After being reunited with his brothers, Freddie joined them in the USA where he lived between 1947 and 1952, and where he met his British-born wife, Freda. The couple had two daughters and settled in London where he became a larger than life presence at AJR events. He also contributed to their social welfare work helping disburse aid to fellow Austrian survivors through the Austrian Holocaust Survivor Emergency Assistance programme. The Knollers founded the Lady M fashion shops and in 1984 he became a director of State of Israel Bonds. He was awarded a BEM in 2015 for services to Holocaust education and two years later had the honour of escorting the Prince of Wales and the Duchess of Cornwall to Vienna.

After retiring, Freddie campaigned tirelessly for recognition and reparations for the slave labour he suffered, alongside countless others. He wrote two books about his experiences, Desperate Journey and Living with the Enemy, co-written with John Landaw.
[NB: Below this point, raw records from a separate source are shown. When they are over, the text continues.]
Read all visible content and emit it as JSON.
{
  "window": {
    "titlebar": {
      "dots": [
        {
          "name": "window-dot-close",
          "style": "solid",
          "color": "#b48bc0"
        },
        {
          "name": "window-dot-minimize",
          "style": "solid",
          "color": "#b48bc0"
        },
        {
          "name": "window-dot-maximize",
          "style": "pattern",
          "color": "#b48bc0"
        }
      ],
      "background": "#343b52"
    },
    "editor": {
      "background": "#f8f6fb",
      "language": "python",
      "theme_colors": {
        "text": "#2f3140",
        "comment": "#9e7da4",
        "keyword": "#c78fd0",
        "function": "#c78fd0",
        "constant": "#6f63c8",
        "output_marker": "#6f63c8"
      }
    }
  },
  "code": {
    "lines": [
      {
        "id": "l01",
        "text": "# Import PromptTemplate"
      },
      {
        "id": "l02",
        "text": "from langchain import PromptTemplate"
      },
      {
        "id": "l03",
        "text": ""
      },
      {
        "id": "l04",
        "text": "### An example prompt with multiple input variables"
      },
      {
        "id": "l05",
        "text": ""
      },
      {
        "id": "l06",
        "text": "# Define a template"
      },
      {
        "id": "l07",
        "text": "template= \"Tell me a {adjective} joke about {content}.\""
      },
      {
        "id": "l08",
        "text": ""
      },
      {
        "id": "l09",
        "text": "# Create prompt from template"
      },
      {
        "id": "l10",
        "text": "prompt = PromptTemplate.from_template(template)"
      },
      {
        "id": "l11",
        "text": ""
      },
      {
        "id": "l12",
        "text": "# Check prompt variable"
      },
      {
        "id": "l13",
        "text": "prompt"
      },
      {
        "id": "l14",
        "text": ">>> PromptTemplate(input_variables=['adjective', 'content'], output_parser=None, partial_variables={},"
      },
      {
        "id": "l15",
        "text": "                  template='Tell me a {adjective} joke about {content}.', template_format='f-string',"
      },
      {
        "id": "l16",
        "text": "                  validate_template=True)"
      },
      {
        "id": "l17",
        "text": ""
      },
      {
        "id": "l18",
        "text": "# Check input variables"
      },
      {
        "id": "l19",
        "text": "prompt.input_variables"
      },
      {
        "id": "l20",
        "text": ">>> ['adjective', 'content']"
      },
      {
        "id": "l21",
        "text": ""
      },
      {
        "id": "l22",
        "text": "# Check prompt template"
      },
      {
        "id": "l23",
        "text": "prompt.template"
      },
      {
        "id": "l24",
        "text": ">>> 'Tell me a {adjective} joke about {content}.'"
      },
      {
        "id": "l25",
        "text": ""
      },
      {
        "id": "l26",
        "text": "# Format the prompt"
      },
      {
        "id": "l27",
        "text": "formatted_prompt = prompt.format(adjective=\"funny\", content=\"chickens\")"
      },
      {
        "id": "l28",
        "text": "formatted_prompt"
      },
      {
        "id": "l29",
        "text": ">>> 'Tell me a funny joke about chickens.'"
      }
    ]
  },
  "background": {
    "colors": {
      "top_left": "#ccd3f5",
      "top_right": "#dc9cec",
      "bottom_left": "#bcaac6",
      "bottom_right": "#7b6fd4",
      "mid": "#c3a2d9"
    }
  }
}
Like many survivors he was insistent that the Holocaust should not be forgotten and he addressed schools on his experiences. Interviewed at Salisbury’s Chalke Valley History Festival in 2014, at the age of 93, Freddie appeared handsome, youthful and well spoken, with a gentle hint of an Austrian accent. He admitted to his young interviewer that his story had remained a secret for 35 years. He had kept the trauma to himself, until one Friday night his daughters Marcia and Susie, aged 19 and 21, reproached him for not revealing it to them. They needed him to tell them, they said, otherwise, what would they tell their own children?

At that moment, something suddenly began to unravel and make sense to him. Freddie remembered that his own father had never spoken of his own history. That he knew nothing about him. “That night, until 4 am in the morning, I told them my whole story,” he said. “After that my nightmares stopped.”

He is survived by Freda, their daughters Marcia and Susie and their grandson Nadav, born in Israel.